Often, looking at the trace of a process that is hanging or has unexpectedly stopped running reveals the problem. Once you find the problem, you can modify system parameters, restart daemons, or take other corrective actions.

For more information about the commands you can use to debug the running kernel, see Section 2.1 and Section 2.2.

1.4 Analyzing a Crash Dump File

If your system crashes, you can often find the cause of the crash by using dbx or kdbx to debug or analyze a crash dump file.

The operating system can crash because one of the following occurs:

Hardware exception

Software panic

Hung system
When a system hangs, it is often necessary to force the system to create dumps that you can analyze to determine why the system hung. Section 4.7 describes the procedure for forcing a crash dump of a hung system.
Resource exhaustion

The system crashes or hangs because it cannot continue executing. Normally, even in the case of a hardware exception, the operating system detects the problem. (For example a machine-checking routine might discover a hardware problem and begin the process of crashing the system.) In general, the operating system performs the following steps when it detects a problem from which it cannot recover:

Calls the system panic function.
The panic function saves the contents of registers and sends the panic string (a message describing the reason for the system panic) to the error logger and the console terminal.
If the system is a Symmetric Multiprocessing (SMP) system, the panic function notifies the other CPUs in the system that a panic has occurred. The other CPUs then also execute the panic function and record the following panic string:
```
cpu_ip_intr: panic request
```
Once each CPU has recorded the system panic, execution continues only on the master CPU. All other CPUs in the SMP system stop execution.
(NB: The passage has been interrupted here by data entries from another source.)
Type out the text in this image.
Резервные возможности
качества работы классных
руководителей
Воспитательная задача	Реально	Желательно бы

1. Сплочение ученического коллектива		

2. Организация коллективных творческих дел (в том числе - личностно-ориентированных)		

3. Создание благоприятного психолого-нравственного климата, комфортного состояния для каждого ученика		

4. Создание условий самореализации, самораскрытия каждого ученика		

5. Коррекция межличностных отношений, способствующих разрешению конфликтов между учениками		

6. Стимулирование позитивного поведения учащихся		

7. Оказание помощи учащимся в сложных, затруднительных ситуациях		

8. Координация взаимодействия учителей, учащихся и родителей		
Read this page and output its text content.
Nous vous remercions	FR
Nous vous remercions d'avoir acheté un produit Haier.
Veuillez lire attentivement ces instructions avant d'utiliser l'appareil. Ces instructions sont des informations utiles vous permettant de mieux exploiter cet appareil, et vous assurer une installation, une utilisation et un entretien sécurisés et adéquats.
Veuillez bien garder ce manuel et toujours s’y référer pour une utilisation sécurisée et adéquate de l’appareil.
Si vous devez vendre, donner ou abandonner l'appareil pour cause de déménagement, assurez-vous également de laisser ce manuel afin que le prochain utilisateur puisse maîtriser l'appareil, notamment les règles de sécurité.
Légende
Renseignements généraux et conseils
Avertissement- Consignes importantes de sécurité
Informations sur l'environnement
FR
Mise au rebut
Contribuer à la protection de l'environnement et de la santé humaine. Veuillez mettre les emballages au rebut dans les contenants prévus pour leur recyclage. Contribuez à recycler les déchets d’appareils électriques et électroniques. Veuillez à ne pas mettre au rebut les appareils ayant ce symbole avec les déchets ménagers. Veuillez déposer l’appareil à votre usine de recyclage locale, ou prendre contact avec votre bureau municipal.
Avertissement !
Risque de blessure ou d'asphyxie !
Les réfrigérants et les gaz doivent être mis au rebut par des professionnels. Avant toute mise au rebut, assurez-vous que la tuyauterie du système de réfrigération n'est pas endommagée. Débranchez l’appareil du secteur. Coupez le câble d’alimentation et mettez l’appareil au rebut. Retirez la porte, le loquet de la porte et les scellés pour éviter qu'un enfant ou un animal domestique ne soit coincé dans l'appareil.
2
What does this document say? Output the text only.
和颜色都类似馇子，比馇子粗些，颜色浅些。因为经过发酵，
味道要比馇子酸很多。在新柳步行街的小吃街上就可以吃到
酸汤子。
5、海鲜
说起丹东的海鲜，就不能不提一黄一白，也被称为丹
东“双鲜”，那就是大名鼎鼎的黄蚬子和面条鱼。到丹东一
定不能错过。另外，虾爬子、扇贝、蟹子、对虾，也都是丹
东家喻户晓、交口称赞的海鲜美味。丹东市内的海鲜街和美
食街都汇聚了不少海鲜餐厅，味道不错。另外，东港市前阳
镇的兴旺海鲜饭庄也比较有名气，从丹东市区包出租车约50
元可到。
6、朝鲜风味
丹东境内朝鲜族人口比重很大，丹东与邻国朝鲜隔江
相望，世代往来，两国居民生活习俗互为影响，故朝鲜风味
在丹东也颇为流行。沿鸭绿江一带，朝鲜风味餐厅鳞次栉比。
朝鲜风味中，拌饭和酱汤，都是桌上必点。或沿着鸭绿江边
Calls the system boot function
The boot function records the stack.

Calls the dump function
The dump function copies core memory into swap partitions and the system stops running or the reboot process begins. Console environment variables control whether the system reboots automatically. (The Installation Guide describes these environment variables.)

At system reboot time, the copy of core memory saved in the swap partitions is copied into a file, called a crash dump file. You can analyze the crash dump file to determine what caused the crash. For information about managing crash dumps and crash dump files, see Chapter 4. For examples of analyzing crash dump files, see Chapter 5.